After the ECB Thursday resisted calls from some politicians for an interest-rate cut to clip the euro's wings, Trichet confined himself to saying that the bank "does not like excessive volatility or excessive turbulence" in exchange rates.
He acknowledged that the strong euro was having "a negative impact on the price competitiveness of eurozone exporters."
But thus far, "this should be partly compensated for by the ongoing expansion of global demand," Trichet said.
The ECB chief's refusal to panic in the face of the runaway euro is of a piece with his long-held stance that, confronted with an unstable and unpredictable financial system, policymakers are best off coupling a robust currency with economies flexible enough to cope with periodic shocks.
When he headed the French central bank in the 1990s, Trichet earned the moniker "Ayatollah of the strong franc" in resisting angry attempts by President Jacques Chirac to cajole the governor into cutting interest rates as a means of boosting growth.
The ECB governor said exchange rates were one of a whole set of factors that he would take into account in setting borrowing costs for the 12-nation eurozone, dismissing calls for a knee-jerk cut in rates to curb the euro.

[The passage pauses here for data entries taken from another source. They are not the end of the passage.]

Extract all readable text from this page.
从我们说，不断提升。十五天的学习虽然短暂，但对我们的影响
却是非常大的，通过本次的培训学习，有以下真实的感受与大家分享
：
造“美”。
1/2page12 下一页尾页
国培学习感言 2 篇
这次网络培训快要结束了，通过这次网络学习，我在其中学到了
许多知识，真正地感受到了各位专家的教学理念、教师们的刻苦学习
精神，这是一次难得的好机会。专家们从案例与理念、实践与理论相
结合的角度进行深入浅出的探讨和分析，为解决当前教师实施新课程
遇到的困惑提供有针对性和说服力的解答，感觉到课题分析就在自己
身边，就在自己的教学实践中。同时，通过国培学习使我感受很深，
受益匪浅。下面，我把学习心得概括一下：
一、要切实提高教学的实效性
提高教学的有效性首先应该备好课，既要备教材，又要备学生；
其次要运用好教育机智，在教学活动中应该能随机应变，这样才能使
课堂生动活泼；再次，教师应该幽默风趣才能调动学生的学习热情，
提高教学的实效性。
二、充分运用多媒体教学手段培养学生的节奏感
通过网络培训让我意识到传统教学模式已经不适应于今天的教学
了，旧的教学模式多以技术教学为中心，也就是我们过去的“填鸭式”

"We're not the prisoner of an equation or a set of equations," he said.
But Trichet's fatalistic approach to the ups and downs of the currency markets -- which for much of the euro's five-year life have been furiously marking the currency down -- has not met with universal approval.
Belgian Prime Minister Guy Verhofstadt last week became the first EU leader openly to urge the ECB to cut its key rates in order to check the euro's rise.

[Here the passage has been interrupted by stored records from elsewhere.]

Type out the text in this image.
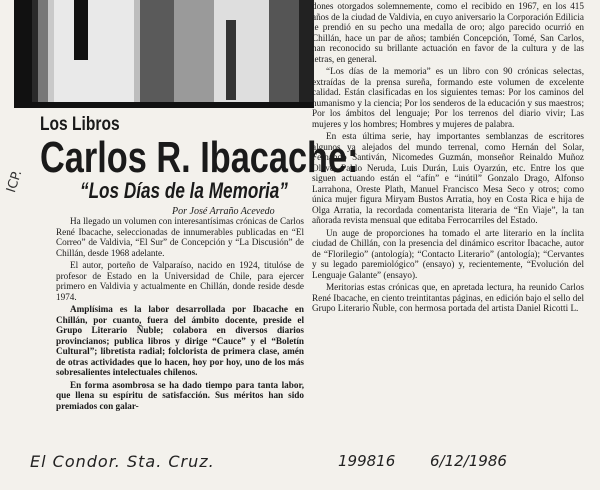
Los Libros
Carlos R. Ibacache:
“Los Días de la Memoria”
Por José Arraño Acevedo

Ha llegado un volumen con interesantísimas crónicas de Carlos René Ibacache, seleccionadas de innumerables publicadas en “El Correo” de Valdivia, “El Sur” de Concepción y “La Discusión” de Chillán, desde 1968 adelante.

El autor, porteño de Valparaíso, nacido en 1924, titulóse de profesor de Estado en la Universidad de Chile, para ejercer primero en Valdivia y actualmente en Chillán, donde reside desde 1974.

Amplísima es la labor desarrollada por Ibacache en Chillán, por cuanto, fuera del ámbito docente, preside el Grupo Literario Ñuble; colabora en diversos diarios provincianos; publica libros y dirige “Cauce” y el “Boletín Cultural”; libretista radial; folclorista de primera clase, amén de otras actividades que lo hacen, hoy por hoy, uno de los más sobresalientes intelectuales chilenos.

En forma asombrosa se ha dado tiempo para tanta labor, que llena su espíritu de satisfacción. Sus méritos han sido premiados con galar-

dones otorgados solemnemente, como el recibido en 1967, en los 415 años de la ciudad de Valdivia, en cuyo aniversario la Corporación Edilicia le prendió en su pecho una medalla de oro; algo parecido ocurrió en Chillán, hace un par de años; también Concepción, Tomé, San Carlos, han reconocido su brillante actuación en favor de la cultura y de las letras, en general.

“Los días de la memoria” es un libro con 90 crónicas selectas, extraídas de la prensa sureña, formando este volumen de excelente calidad. Están clasificadas en los siguientes temas: Por los caminos del humanismo y la ciencia; Por los senderos de la educación y sus maestros; Por los ámbitos del lenguaje; Por los terrenos del diario vivir; Las mujeres y los hombres; Hombres y mujeres de palabra.

En esta última serie, hay importantes semblanzas de escritores algunos ya alejados del mundo terrenal, como Hernán del Solar, Fernando Santiván, Nicomedes Guzmán, monseñor Reinaldo Muñoz Olave, Pablo Neruda, Luis Durán, Luis Oyarzún, etc. Entre los que siguen actuando están el “afín” e “inútil” Gonzalo Drago, Alfonso Larrahona, Oreste Plath, Manuel Francisco Mesa Seco y otros; como única mujer figura Miryam Bustos Arratia, hoy en Costa Rica e hija de Olga Arratia, la recordada comentarista literaria de “En Viaje”, la tan añorada revista mensual que editaba Ferrocarriles del Estado.

Un auge de proporciones ha tomado el arte literario en la ínclita ciudad de Chillán, con la presencia del dinámico escritor Ibacache, autor de “Florilegio” (antología); “Contacto Literario” (antología); “Cervantes y su legado paremiológico” (ensayo) y, recientemente, “Evolución del Lenguaje Galante” (ensayo).

Meritorias estas crónicas que, en apretada lectura, ha reunido Carlos René Ibacache, en ciento treintitantas páginas, en edición bajo el sello del Grupo Literario Ñuble, con hermosa portada del artista Daniel Ricotti L.

ICP.
El Condor. Sta. Cruz.	199816 6/12/1986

German Economy and Labor Minister Wolfgang Clement also called for ECB action, arguing "the euro's strength and the dollar's weakness are the biggest risk to growth at the moment."
For one European monetary expert, the ECB chief's approach smacks of complacency.
Under this approach, "the onus for external shocks and the burden of structural adjustment rests entirely with companies and economic agents," the expert said on condition of anonymity.
Economists have echoed concern expressed notably by EU Trade Commissioner Pascal Lamy about the impact of the euro's surge on Europe's economic recovery.
They say that a 10-percent rise in the euro's weighted exchange rate translates into a dent on growth of between 0.5 and 1.0 percentage points, which the eurozone can ill afford after three years of weak or no growth.
"Foreign trade has remained the engine of growth [in the EU] thanks to formidable global demand," said Goldman Sachs economist Nicolas Sobczak, expressing concern that the surging euro could seriously weaken that trade.
"At US$1.45, that would be a disaster," he said.
On Friday the euro was changing hands at a record high of more than US$1.28.
But for Bank of America economist Lorenzo Codogno, "it is not surprising to hear that Trichet is unimpressed by the substantial appreciation in the euro against the dollar."
"It would take several months of above [US$]1.30-levels and some impact on confidence to really force an interest rate cut by the ECB," he said.
For Trichet, the ECB has done its job by holding its headline interest rate steady at a low and "appropriate" level of 2.0 percent, where it has been since June.
What's lacking, he says, is confidence in the eurozone economy. And that can only come from sounder policies by governments, including greater respect for the tattered fiscal rules that are supposed to underpin the euro.